Contributions are welcome! Please see CONTRIBUTING.md for guidelines on:
- Development setup
- Running tests
- Code style (Black, flake8)
- Submitting pull requests
- Reporting issues
This project is licensed under the MIT License - see the LICENSE file for details.
This package is explicitly a python port of the R cancensus package.
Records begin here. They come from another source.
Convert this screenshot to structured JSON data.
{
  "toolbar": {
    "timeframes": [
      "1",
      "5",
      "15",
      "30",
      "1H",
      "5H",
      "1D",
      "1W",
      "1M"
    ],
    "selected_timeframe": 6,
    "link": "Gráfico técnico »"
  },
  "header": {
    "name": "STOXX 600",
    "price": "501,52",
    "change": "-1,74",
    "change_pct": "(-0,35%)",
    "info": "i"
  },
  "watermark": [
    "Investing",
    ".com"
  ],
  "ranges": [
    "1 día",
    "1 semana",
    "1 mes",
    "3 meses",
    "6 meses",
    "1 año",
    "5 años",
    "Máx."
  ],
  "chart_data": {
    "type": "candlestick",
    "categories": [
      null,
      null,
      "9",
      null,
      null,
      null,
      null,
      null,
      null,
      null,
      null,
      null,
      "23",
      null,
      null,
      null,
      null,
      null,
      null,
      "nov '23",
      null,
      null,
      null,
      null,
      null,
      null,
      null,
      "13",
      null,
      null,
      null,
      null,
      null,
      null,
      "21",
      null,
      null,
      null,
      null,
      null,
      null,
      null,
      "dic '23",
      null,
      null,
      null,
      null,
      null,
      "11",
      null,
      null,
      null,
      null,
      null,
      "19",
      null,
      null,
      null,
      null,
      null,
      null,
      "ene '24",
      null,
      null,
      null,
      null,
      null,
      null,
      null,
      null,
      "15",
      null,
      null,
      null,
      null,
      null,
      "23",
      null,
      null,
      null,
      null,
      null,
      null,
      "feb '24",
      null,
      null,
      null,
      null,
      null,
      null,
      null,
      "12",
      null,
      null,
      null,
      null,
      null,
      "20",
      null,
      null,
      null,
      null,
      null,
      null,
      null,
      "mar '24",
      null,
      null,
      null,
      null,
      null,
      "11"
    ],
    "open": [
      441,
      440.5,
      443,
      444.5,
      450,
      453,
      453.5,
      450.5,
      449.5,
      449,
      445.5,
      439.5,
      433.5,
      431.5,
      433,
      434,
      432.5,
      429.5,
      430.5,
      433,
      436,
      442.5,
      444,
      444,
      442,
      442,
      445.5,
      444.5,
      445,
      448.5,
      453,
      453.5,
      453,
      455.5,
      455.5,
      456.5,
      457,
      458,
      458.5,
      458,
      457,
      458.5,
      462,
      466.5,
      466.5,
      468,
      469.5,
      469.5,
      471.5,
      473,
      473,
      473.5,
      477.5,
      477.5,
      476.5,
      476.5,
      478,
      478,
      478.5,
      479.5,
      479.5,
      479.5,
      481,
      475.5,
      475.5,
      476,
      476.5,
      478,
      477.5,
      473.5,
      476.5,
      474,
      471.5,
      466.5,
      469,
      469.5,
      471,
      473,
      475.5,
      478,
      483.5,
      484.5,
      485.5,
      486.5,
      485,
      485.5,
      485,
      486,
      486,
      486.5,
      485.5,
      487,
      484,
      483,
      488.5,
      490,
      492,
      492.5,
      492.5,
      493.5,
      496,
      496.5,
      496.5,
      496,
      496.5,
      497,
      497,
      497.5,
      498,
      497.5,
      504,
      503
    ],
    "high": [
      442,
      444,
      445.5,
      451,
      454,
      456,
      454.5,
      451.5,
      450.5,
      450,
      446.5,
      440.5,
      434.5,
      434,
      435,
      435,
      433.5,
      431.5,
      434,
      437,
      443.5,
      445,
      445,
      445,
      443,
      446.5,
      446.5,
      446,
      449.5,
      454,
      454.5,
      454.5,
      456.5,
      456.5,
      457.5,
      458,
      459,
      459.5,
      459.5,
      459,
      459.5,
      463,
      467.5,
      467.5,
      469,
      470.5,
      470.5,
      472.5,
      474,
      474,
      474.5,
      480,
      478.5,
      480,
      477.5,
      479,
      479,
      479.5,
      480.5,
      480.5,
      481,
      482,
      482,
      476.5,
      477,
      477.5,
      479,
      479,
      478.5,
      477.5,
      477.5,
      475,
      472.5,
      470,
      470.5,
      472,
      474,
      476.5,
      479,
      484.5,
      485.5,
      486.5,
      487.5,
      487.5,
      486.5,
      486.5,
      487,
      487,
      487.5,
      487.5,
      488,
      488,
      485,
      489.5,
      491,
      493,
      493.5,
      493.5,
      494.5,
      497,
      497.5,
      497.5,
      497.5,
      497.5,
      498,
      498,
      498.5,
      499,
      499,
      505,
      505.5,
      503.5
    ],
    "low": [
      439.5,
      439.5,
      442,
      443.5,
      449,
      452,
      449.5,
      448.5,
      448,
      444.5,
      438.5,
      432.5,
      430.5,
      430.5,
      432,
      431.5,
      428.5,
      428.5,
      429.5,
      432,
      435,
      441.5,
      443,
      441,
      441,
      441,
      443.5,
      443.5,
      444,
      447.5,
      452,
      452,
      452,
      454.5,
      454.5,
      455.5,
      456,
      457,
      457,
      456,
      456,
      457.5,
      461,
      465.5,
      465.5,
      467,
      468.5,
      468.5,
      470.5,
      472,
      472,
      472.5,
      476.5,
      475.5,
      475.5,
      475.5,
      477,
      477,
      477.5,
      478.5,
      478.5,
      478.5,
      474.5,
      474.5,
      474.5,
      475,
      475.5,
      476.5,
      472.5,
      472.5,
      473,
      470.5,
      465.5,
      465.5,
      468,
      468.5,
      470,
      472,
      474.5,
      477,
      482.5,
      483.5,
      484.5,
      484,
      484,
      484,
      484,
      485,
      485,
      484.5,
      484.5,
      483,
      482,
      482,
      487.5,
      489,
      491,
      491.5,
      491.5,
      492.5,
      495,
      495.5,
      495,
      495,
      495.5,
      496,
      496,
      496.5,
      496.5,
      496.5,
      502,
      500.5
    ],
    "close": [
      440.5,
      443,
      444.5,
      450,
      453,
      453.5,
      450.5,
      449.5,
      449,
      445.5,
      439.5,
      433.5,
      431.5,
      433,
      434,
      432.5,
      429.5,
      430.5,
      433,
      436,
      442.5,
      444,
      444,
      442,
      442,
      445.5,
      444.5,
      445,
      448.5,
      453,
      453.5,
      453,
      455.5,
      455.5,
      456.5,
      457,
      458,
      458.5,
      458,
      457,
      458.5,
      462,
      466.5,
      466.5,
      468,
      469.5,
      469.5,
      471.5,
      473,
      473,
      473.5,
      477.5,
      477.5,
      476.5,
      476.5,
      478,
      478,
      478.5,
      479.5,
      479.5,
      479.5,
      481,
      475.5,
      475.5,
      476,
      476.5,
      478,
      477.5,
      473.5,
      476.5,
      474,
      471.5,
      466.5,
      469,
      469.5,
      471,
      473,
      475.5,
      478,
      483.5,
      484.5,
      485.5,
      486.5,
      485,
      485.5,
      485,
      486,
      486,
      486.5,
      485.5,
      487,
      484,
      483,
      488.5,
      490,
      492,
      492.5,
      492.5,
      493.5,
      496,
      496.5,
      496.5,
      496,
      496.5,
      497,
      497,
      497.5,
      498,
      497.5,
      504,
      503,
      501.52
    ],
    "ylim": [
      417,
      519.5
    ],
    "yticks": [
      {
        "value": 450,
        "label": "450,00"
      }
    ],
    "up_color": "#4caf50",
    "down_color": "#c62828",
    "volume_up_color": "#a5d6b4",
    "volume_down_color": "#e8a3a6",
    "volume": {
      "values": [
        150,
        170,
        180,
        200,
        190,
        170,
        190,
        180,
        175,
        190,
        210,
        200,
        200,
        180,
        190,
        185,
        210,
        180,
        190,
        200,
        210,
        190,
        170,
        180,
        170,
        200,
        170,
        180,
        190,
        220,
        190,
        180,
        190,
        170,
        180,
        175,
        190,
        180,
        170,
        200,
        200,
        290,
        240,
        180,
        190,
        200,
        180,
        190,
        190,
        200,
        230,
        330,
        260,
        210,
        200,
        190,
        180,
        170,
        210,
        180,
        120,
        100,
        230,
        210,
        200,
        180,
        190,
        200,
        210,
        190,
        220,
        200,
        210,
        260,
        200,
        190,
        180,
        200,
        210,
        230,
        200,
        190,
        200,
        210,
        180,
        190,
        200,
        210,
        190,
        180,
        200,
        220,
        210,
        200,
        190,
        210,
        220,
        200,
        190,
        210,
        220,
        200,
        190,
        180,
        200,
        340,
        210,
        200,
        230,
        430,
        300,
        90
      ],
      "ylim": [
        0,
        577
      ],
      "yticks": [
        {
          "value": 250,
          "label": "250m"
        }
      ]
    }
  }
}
Subject to the Statistics Canada Open Data License Agreement, licensed products using Statistics Canada data should employ the following acknowledgement of source:
Acknowledgment of Source
(a) You shall include and maintain the following notice on all licensed rights of the Information:
- Source: Statistics Canada, name of product, reference date. Reproduced and distributed on an "as is" basis with the permission of Statistics Canada.
(b) Where any Information is contained within a Value-added Product, you shall include on such Value-added Product the following notice:
- Adapted from Statistics Canada, name of product, reference date. This does not constitute an endorsement by Statistics Canada of this product.